Can Encrypted Images Still Train Neural Networks? Investigating Image Information and Random Vortex Transformation
XiaoKai Cao, WenJin Mo, ChangDong Wang, JianHuang Lai, Qiong Huang
TL;DR
This work defines a formal image information-content framework that combines pixel values with a nonlocal, distance-based neighboring-information term, enabling theoretical analysis of how transformations affect information. It proves that pixel swaps cannot increase total information content and introduces Random Vortex Transformation (RVT), an encryption that disturbs pixel coordinates along circumferences while preserving neighborhood relationships. The authors validate RVT experimentally, showing that neural models such as ResNet and Vision Transformer can be trained on RVT-encrypted data with minimal accuracy loss on MNIST and Fashion-MNIST and a modest loss on CIFAR-10, while random permutations severely degrade performance. The study demonstrates a path toward privacy-preserving machine learning on encrypted imagery and highlights a tangible link between information-content loss and accuracy degradation, with potential extensions to federated learning.
Abstract
Vision is one of the essential sources through which humans acquire information. In this paper, we establish a novel framework for measuring image information content to evaluate the variation in information content during image transformations. Within this framework, we design a nonlinear function to calculate the neighboring information content of pixels at different distances, and then use this information to measure the overall information content of the image. Hence, we define a function to represent the variation in information content during image transformations. Additionally, we utilize this framework to prove the conclusion that swapping the positions of any two pixels reduces the image's information content. Furthermore, based on the aforementioned framework, we propose a novel image encryption algorithm called Random Vortex Transformation. This algorithm encrypts the image using random functions while preserving the neighboring information of the pixels.
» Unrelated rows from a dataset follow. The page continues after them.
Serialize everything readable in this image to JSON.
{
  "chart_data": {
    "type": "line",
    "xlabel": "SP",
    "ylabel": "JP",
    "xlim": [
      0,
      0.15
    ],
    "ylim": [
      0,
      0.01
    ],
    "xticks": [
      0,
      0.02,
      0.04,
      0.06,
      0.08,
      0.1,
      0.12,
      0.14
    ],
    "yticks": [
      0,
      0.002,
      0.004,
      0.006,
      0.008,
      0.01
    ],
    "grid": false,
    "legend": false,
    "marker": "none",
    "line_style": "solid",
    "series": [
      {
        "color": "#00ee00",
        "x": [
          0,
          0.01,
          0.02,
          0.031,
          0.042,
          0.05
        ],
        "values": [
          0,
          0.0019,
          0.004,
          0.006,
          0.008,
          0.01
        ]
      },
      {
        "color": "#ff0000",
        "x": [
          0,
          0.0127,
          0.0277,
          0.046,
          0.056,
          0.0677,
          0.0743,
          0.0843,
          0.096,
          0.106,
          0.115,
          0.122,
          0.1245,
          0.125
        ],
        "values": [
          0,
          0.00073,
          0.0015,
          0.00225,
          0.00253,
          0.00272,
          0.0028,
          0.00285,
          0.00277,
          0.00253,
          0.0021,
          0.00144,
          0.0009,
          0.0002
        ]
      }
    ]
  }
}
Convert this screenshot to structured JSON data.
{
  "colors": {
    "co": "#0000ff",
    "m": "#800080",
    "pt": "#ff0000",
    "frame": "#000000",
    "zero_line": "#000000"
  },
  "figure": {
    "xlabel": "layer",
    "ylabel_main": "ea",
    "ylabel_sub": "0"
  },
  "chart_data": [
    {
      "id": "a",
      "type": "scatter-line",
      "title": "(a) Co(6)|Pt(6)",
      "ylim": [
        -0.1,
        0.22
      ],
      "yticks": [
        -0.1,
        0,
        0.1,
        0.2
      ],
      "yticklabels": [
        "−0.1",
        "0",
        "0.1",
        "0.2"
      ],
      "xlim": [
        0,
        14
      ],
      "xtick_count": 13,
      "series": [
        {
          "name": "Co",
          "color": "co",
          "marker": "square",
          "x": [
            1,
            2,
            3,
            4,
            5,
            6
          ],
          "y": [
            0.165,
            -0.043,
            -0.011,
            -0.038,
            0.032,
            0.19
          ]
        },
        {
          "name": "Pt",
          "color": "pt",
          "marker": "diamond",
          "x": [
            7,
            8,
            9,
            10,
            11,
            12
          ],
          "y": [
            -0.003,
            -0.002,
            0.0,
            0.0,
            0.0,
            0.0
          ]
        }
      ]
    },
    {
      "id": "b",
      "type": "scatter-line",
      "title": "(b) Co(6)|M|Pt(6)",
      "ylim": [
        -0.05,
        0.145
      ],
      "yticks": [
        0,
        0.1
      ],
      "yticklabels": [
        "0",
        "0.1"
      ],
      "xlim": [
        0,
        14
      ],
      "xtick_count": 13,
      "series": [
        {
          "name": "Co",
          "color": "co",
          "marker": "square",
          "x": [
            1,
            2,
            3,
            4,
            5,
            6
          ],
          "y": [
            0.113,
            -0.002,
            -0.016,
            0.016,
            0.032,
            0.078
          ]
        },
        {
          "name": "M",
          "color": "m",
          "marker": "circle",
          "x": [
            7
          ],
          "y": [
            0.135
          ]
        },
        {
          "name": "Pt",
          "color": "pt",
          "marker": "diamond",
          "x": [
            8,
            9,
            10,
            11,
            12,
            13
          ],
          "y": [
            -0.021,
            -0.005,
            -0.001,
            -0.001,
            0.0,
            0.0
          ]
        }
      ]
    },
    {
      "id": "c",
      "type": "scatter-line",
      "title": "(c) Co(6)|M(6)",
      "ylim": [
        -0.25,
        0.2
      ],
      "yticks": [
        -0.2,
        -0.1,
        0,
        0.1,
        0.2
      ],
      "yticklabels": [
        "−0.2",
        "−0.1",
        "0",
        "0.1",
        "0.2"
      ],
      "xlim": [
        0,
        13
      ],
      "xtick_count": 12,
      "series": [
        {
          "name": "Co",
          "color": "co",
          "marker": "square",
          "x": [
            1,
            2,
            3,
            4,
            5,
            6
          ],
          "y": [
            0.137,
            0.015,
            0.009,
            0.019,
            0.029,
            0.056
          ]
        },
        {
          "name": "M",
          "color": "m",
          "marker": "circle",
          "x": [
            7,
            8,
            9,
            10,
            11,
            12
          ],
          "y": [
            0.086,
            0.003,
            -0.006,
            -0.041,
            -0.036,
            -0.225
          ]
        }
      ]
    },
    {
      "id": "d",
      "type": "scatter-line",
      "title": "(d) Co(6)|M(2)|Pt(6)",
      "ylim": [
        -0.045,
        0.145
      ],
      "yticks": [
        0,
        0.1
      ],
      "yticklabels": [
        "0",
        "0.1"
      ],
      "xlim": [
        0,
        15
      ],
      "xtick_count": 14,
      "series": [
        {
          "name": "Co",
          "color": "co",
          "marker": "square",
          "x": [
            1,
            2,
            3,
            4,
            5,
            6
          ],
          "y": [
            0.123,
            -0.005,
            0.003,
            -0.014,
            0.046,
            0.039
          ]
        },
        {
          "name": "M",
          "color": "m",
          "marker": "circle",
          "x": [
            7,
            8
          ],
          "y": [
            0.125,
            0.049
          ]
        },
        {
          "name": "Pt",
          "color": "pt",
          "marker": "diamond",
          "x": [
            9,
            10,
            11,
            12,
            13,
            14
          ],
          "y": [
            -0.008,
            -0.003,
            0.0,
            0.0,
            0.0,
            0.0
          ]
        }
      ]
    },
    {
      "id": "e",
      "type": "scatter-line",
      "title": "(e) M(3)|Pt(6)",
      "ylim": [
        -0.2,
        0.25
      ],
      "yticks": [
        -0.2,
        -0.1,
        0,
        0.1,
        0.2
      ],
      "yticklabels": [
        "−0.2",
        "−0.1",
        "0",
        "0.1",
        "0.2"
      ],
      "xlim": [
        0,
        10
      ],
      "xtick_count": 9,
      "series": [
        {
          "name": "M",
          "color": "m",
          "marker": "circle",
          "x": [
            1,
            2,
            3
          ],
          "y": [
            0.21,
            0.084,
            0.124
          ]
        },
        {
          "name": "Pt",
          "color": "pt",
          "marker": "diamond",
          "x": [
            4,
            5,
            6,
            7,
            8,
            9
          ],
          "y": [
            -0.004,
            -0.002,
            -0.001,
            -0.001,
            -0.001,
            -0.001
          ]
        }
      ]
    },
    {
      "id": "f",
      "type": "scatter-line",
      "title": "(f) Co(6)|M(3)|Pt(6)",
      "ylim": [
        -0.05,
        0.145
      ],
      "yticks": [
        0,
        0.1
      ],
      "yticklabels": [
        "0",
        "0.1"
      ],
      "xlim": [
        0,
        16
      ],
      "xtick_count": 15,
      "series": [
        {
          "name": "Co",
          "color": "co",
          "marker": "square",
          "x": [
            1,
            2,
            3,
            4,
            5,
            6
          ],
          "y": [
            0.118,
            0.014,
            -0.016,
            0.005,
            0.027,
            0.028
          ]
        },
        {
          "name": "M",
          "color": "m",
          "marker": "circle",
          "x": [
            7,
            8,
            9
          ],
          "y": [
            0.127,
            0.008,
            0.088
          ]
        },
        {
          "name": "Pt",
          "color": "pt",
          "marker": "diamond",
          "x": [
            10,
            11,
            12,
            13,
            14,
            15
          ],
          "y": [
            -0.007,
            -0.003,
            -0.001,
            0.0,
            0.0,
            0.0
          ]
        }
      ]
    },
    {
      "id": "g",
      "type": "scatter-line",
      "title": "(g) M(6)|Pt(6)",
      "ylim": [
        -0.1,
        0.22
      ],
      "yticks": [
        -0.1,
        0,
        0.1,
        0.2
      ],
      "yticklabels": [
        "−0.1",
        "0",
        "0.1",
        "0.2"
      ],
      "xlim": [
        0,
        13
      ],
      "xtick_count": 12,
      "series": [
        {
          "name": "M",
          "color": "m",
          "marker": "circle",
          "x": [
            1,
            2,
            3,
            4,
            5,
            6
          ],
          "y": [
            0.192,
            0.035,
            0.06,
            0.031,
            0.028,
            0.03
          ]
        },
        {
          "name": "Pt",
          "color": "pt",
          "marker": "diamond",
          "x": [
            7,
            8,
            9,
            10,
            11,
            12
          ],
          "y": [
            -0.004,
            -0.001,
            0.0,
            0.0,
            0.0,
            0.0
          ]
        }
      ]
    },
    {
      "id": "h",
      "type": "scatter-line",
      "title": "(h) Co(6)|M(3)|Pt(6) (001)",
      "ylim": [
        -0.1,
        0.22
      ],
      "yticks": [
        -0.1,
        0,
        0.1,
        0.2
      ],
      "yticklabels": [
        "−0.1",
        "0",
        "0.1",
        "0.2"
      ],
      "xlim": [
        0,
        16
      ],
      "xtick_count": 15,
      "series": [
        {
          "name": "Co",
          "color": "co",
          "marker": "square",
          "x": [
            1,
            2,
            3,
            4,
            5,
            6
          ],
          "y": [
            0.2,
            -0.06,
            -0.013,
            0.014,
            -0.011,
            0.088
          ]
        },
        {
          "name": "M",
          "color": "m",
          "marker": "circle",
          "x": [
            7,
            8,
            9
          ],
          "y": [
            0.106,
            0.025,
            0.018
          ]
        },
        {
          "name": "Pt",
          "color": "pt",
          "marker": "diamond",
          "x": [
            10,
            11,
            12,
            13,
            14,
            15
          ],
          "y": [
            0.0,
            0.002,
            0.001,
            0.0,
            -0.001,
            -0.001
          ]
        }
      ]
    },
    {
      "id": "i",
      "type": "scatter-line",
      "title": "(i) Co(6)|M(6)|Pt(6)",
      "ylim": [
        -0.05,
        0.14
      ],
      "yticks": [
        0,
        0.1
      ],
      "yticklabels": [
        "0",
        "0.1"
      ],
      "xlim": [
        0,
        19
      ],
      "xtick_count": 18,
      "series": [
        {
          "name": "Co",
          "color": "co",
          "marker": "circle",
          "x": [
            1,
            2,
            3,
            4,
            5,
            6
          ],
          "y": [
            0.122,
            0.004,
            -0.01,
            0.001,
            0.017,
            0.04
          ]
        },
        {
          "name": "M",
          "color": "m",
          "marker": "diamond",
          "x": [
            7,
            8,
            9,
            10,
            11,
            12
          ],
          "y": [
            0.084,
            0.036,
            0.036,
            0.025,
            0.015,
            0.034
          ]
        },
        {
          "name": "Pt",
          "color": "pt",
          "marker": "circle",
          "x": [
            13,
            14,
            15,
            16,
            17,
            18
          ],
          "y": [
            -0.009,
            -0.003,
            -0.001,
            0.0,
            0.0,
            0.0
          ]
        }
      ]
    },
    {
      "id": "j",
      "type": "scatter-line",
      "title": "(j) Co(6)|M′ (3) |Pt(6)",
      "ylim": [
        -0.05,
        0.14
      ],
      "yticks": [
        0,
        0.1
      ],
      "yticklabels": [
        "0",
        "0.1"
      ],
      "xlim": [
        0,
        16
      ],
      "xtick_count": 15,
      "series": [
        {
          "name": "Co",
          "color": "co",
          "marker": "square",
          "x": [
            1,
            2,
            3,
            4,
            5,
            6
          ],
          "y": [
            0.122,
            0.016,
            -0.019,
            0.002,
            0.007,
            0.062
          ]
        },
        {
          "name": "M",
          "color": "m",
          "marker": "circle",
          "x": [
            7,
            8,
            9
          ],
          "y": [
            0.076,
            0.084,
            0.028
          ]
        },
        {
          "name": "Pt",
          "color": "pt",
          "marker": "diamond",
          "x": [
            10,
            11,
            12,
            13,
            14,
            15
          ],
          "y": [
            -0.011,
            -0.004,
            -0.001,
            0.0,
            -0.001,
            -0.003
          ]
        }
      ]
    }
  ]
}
The encrypted images are difficult for the human eye to distinguish, yet they allow for direct training of the encrypted images using machine learning methods. Experimental verification demonstrates that training on the encrypted dataset using ResNet and Vision Transformers only results in a decrease in accuracy ranging from 0.3\% to 6.5\% compared to the original data, while ensuring the security of the data. Furthermore, there is a positive correlation between the rate of information loss in the images and the rate of accuracy loss, further supporting the validity of the proposed image information content measurement framework.